"I meant lee bow!" said Bill, anxious to please. "Anyhow, I see a craft, your Honor. I think she is a plate ship from the Spanish Main. Shall we run her down?"
"Give me the glass!" exclaimed the Pirate Captain: and through that instrument, which the ignorant might have mistaken for a battered tin horn, he scrutinized the "craft," which lay on the water at some distance.
"'Tis not a plate ship!" he announced at length. "I think we have had enough plate ships lately. This is a Dutch lugger from Samarcand, laden with raisins and fig-paste and lichi nuts and cream dates. I shouldn't wonder if she had narghiles too, and scimitars,—I need a new scimitar,—and all sorts of things. Up helm, and crowd on all sail in pursuit!"
"Ay, ay, sir! stunsels?"
"Stunsels, balloon-jibs, topgallant spinnakers, royal skyscrapers, everything you can think of. Ha! we are off! Row hard now, Bill! The lubbers are asleep, and we shall run them down easily. Are the cutlasses ready?"
"Ay, ay, sir!"
"Ho! we are gaining on them.

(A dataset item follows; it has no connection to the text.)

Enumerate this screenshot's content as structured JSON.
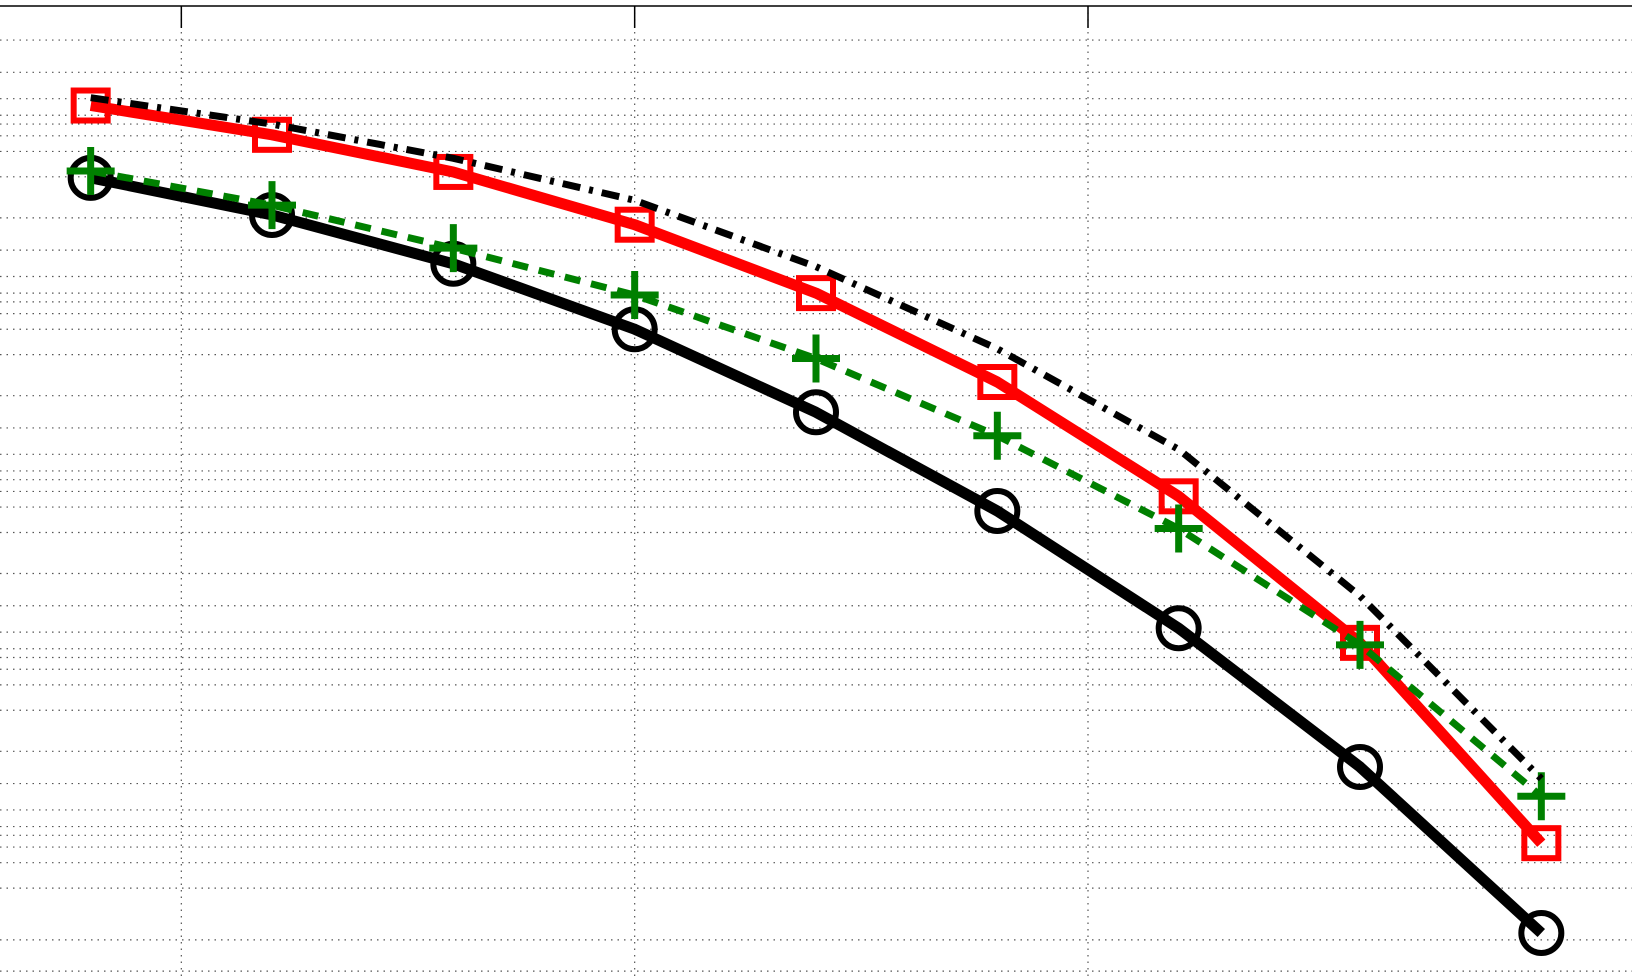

Ho, ho! bend to your oars, my hearties! grappling-chains ready there! ho! on to the chase!"
Now Phil was very busy making a fly for lake trout, and explaining the manufacture of it to Peggy; and Peggy was absorbed in watching him, and in counting the number of separate aches she felt after her first lesson in rowing. Moreover, the bloody pirates had conducted their conversation in a half-whisper, and the wind was the other way. But suddenly, Peggy looked up and saw them, now at only a few yards distance.
"Good gracious!" she cried. "What is it? Do look, Phil!"